I was wondering if any of the straightbar deluxe bicycles ever came in tan/cream combinations like some of the hanging tank Autocycles or the brown/ tan similar to Shaun Roblee's girls bike in this link:

http://www.nostalgic.net/original-1937-mead-ranger-champion

 Was thinking these color combinations would look great on my 1937 Motorbike with BFG brick red colored tires and grips. When I bought this project from the P.O. it was already stripped to bare metal so entertaining all possible color combinations at this point. I know they made black/ivory, red/ivory and blue/blue and even green/green at various times. But did they ever offer something like this or would it be horribly incorrect ?


----------



## Addison 35 (Sep 3, 2013)

tan/brown's pretty cool?


----------



## Obi-Wan Schwinnobi (Sep 3, 2013)

Volksnspokes said:


> I was wondering if any of the straightbar deluxe bicycles ever came in tan/cream combinations like some of the hanging tank Autocycles or the brown/ tan similar to Shaun Roblee's girls bike in this link:
> 
> http://www.nostalgic.net/original-1937-mead-ranger-champion
> 
> Was thinking these color combinations would look great on my 1937 Motorbike with BFG brick red colored tires and grips.
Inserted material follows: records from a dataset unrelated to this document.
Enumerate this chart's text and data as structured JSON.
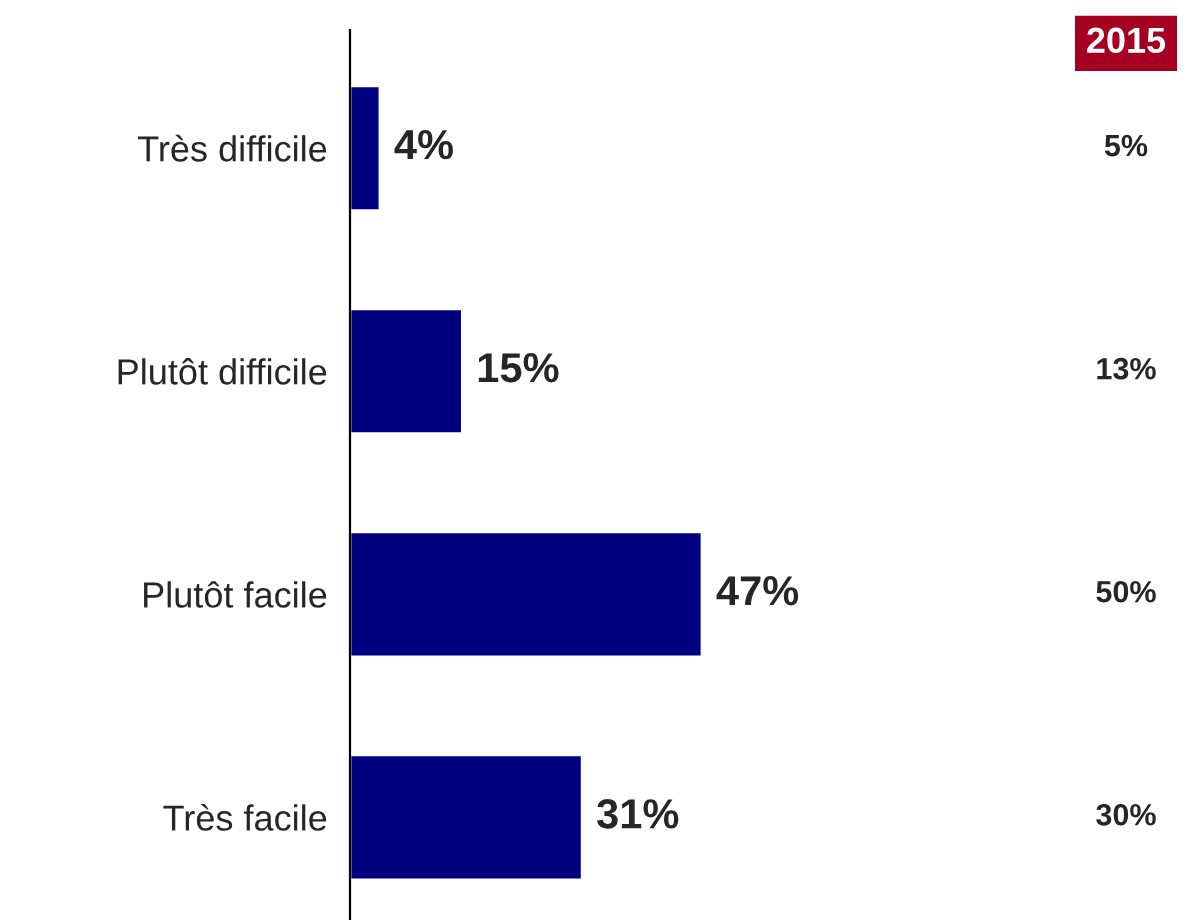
{
  "chart_data": {
    "type": "bar",
    "orientation": "horizontal",
    "categories": [
      "Très difficile",
      "Plutôt difficile",
      "Plutôt facile",
      "Très facile"
    ],
    "values": [
      4,
      15,
      47,
      31
    ],
    "color": "#000080",
    "value_labels": [
      "4%",
      "15%",
      "47%",
      "31%"
    ],
    "tick_labels": "y",
    "annotations": [
      "2015",
      "5%",
      "13%",
      "50%",
      "30%"
    ]
  }
}
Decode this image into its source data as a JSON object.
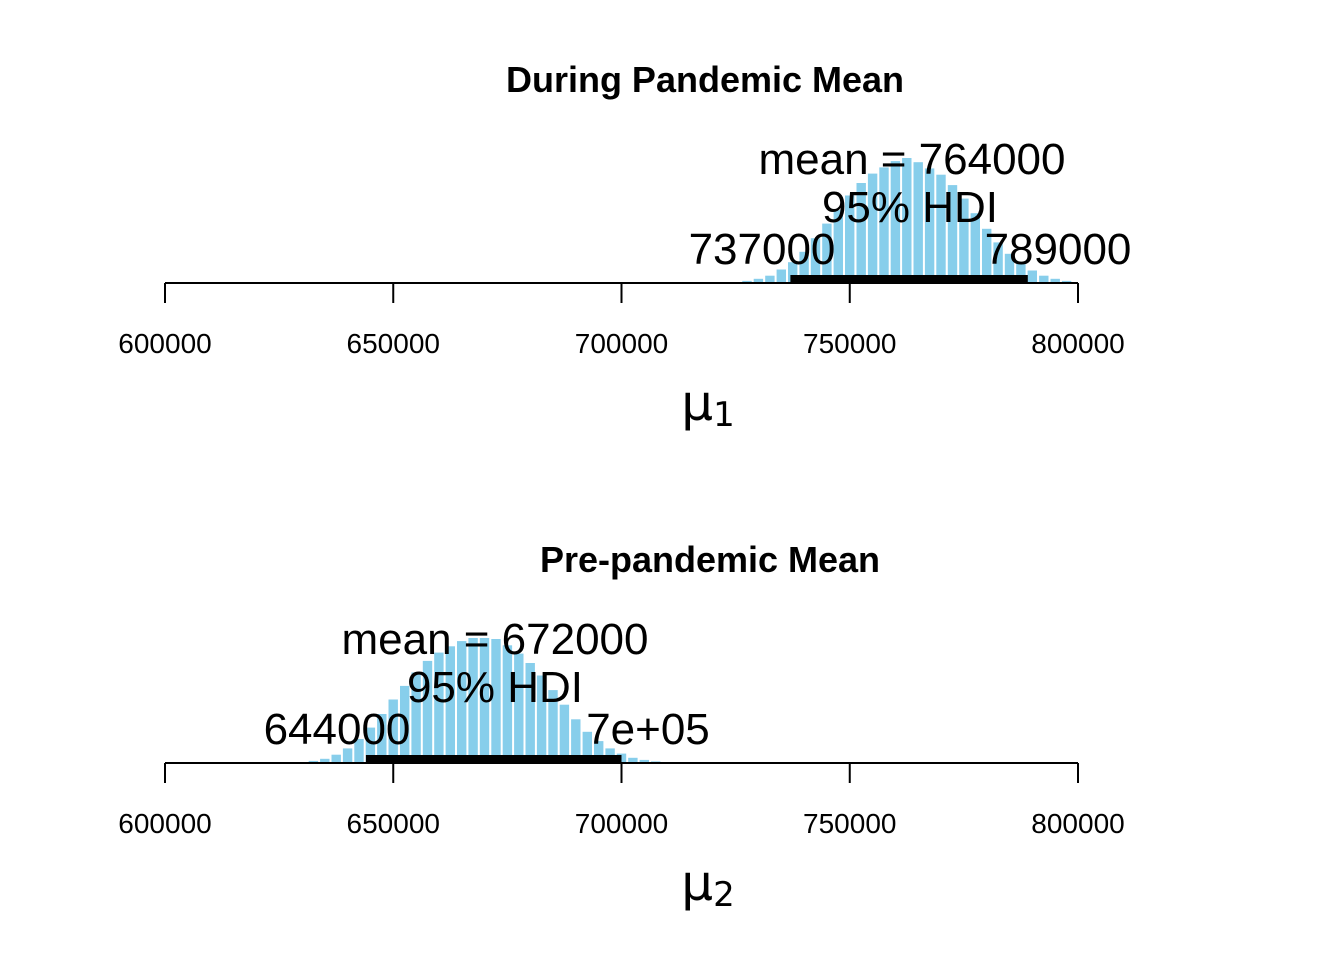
{
  "chart_data": [
    {
      "type": "bar",
      "title": "During Pandemic Mean",
      "xlabel_symbol": "μ",
      "xlabel_subscript": "1",
      "ylabel": "",
      "xlim": [
        600000,
        800000
      ],
      "xticks": [
        600000,
        650000,
        700000,
        750000,
        800000
      ],
      "tick_labels": [
        "600000",
        "650000",
        "700000",
        "750000",
        "800000"
      ],
      "bin_width": 2500,
      "bins": [
        {
          "x": 727500,
          "density": 0.2
        },
        {
          "x": 730000,
          "density": 0.4
        },
        {
          "x": 732500,
          "density": 0.7
        },
        {
          "x": 735000,
          "density": 1.3
        },
        {
          "x": 737500,
          "density": 2.0
        },
        {
          "x": 740000,
          "density": 3.0
        },
        {
          "x": 742500,
          "density": 4.3
        },
        {
          "x": 745000,
          "density": 5.7
        },
        {
          "x": 747500,
          "density": 7.0
        },
        {
          "x": 750000,
          "density": 8.4
        },
        {
          "x": 752500,
          "density": 9.6
        },
        {
          "x": 755000,
          "density": 10.5
        },
        {
          "x": 757500,
          "density": 11.1
        },
        {
          "x": 760000,
          "density": 11.7
        },
        {
          "x": 762500,
          "density": 12.0
        },
        {
          "x": 765000,
          "density": 11.6
        },
        {
          "x": 767500,
          "density": 11.0
        },
        {
          "x": 770000,
          "density": 10.4
        },
        {
          "x": 772500,
          "density": 9.4
        },
        {
          "x": 775000,
          "density": 8.1
        },
        {
          "x": 777500,
          "density": 6.7
        },
        {
          "x": 780000,
          "density": 5.2
        },
        {
          "x": 782500,
          "density": 3.9
        },
        {
          "x": 785000,
          "density": 2.8
        },
        {
          "x": 787500,
          "density": 1.9
        },
        {
          "x": 790000,
          "density": 1.2
        },
        {
          "x": 792500,
          "density": 0.7
        },
        {
          "x": 795000,
          "density": 0.4
        },
        {
          "x": 797500,
          "density": 0.2
        }
      ],
      "hdi": [
        737000,
        789000
      ],
      "mean": 764000,
      "mean_label": "mean = 764000",
      "hdi_label": "95% HDI",
      "hdi_low_label": "737000",
      "hdi_high_label": "789000",
      "bar_color": "#87CEEB",
      "hdi_color": "#000000"
    },
    {
      "type": "bar",
      "title": "Pre-pandemic Mean",
      "xlabel_symbol": "μ",
      "xlabel_subscript": "2",
      "ylabel": "",
      "xlim": [
        600000,
        800000
      ],
      "xticks": [
        600000,
        650000,
        700000,
        750000,
        800000
      ],
      "tick_labels": [
        "600000",
        "650000",
        "700000",
        "750000",
        "800000"
      ],
      "bin_width": 2500,
      "bins": [
        {
          "x": 632500,
          "density": 0.2
        },
        {
          "x": 635000,
          "density": 0.4
        },
        {
          "x": 637500,
          "density": 0.8
        },
        {
          "x": 640000,
          "density": 1.4
        },
        {
          "x": 642500,
          "density": 2.3
        },
        {
          "x": 645000,
          "density": 3.4
        },
        {
          "x": 647500,
          "density": 4.7
        },
        {
          "x": 650000,
          "density": 6.1
        },
        {
          "x": 652500,
          "density": 7.4
        },
        {
          "x": 655000,
          "density": 8.7
        },
        {
          "x": 657500,
          "density": 9.8
        },
        {
          "x": 660000,
          "density": 10.6
        },
        {
          "x": 662500,
          "density": 11.2
        },
        {
          "x": 665000,
          "density": 11.7
        },
        {
          "x": 667500,
          "density": 12.0
        },
        {
          "x": 670000,
          "density": 12.0
        },
        {
          "x": 672500,
          "density": 11.9
        },
        {
          "x": 675000,
          "density": 11.3
        },
        {
          "x": 677500,
          "density": 10.5
        },
        {
          "x": 680000,
          "density": 9.6
        },
        {
          "x": 682500,
          "density": 8.4
        },
        {
          "x": 685000,
          "density": 7.0
        },
        {
          "x": 687500,
          "density": 5.6
        },
        {
          "x": 690000,
          "density": 4.2
        },
        {
          "x": 692500,
          "density": 3.0
        },
        {
          "x": 695000,
          "density": 2.1
        },
        {
          "x": 697500,
          "density": 1.4
        },
        {
          "x": 700000,
          "density": 0.9
        },
        {
          "x": 702500,
          "density": 0.5
        },
        {
          "x": 705000,
          "density": 0.3
        },
        {
          "x": 707500,
          "density": 0.15
        }
      ],
      "hdi": [
        644000,
        700000
      ],
      "mean": 672000,
      "mean_label": "mean = 672000",
      "hdi_label": "95% HDI",
      "hdi_low_label": "644000",
      "hdi_high_label": "7e+05",
      "bar_color": "#87CEEB",
      "hdi_color": "#000000"
    }
  ]
}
When I bought this project from the P.O. it was already stripped to bare metal so entertaining all possible color combinations at this point. I know they made black/ivory, red/ivory and blue/blue and even green/green at various times. But did they ever offer something like this or would it be horribly incorrect ?
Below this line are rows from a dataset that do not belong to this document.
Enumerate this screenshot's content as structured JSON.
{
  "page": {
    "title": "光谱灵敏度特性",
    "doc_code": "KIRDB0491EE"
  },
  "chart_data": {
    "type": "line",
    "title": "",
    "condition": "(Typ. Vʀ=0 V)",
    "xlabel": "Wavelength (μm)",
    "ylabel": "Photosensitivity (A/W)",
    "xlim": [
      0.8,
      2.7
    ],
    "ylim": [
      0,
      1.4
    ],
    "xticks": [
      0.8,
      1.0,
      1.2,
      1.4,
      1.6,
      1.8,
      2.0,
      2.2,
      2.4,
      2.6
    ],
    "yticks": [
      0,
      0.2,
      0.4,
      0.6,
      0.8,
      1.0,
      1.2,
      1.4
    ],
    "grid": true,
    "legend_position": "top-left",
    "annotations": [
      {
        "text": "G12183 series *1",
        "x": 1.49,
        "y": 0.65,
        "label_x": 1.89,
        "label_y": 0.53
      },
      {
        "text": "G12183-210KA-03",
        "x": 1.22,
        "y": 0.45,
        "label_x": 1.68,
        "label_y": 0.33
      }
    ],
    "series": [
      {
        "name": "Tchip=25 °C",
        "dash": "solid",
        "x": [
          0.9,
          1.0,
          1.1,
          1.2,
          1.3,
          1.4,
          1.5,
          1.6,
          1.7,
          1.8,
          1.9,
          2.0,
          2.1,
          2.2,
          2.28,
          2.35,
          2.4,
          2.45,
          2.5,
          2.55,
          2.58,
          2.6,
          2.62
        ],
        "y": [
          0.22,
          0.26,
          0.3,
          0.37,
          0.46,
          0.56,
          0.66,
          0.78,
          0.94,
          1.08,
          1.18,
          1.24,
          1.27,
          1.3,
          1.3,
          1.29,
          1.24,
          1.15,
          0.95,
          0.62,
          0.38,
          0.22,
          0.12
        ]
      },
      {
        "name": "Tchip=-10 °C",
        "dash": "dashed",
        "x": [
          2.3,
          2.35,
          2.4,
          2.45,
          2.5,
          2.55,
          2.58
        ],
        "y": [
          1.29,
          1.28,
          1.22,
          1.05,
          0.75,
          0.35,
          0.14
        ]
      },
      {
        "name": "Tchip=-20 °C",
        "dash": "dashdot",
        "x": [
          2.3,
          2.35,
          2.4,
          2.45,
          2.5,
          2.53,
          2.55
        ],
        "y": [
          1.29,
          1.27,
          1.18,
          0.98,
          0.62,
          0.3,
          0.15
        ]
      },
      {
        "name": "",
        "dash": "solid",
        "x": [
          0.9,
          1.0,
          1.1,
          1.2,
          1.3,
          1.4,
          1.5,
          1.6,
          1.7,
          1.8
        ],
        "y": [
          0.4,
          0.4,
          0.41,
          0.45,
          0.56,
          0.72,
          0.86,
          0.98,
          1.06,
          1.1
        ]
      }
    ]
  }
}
kinda start looking all mead like with tan brown and red tires


----------



## Volksnspokes (Sep 8, 2013)

*Tan / Brown*

Very nice Addison .... was this a factory available combination ? Only in the earlier years ?


----------



## Addison 35 (Sep 10, 2013)

Volksnspokes said:


> Very nice Addison .... was this a factory available combination ? Only in the earlier years ?




yeah from what i've seen, it was a fairly odd color combo but there are many original paint bikes with this color combo.


----------



## vintage2wheel (Sep 11, 2013)

*colors*



Addison 35 said:


> tan/brown's pretty cool?
> 
> 
> View attachment 112146




the tan and brown was more 38-39 I will get you a list of 37 colors


----------



## vintage2wheel (Sep 11, 2013)

*options*



your options for 37 would be green/avocado (green on green like my 37)
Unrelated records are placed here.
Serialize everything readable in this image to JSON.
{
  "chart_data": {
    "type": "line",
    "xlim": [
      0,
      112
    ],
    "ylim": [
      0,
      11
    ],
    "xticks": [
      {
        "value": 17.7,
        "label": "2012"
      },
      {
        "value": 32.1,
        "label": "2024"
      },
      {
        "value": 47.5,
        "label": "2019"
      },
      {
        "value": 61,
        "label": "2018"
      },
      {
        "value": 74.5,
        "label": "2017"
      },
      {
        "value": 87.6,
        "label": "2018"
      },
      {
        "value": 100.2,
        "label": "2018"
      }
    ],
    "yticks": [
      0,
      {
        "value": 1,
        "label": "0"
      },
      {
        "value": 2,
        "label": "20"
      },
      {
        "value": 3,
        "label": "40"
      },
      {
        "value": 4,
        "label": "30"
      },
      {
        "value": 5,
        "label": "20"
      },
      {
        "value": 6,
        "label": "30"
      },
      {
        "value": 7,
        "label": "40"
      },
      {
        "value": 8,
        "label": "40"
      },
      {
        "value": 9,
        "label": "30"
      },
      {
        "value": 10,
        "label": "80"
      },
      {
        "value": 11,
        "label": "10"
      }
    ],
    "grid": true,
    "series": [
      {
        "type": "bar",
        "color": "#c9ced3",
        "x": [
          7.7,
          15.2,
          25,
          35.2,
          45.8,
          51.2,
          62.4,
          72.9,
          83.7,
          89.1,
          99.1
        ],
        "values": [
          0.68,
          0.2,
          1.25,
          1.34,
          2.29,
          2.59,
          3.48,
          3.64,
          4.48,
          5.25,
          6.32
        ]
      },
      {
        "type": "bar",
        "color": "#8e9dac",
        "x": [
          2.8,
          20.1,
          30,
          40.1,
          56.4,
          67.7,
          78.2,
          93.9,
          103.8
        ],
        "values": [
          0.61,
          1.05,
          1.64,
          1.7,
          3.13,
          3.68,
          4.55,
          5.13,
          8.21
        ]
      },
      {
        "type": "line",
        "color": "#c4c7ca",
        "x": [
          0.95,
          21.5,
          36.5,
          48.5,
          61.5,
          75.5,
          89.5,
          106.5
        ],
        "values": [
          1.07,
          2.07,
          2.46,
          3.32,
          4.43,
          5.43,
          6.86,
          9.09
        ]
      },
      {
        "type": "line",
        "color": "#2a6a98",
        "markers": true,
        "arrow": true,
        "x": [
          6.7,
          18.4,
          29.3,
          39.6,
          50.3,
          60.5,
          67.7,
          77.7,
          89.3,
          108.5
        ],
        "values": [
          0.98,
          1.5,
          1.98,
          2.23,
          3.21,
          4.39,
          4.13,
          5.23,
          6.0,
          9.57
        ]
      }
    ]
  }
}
red and black. blue and cream and then your standards black and cream and maroon and cream and of course you can always do a full reverse like cream on maroon or just reverse the fenders to set it apart from the others my cream on tan reverse is a 38







my green is 37
my maroon is 37
my cream is 38
my maroon AC is also 37


----------



## Volksnspokes (Sep 11, 2013)

*Thank for the Pics !*

Thanks for the detailed answer Shaun. I know there is some controversy about serial numbers, mine is a W series in small font. Would this be 1937 build in your opinion ?


----------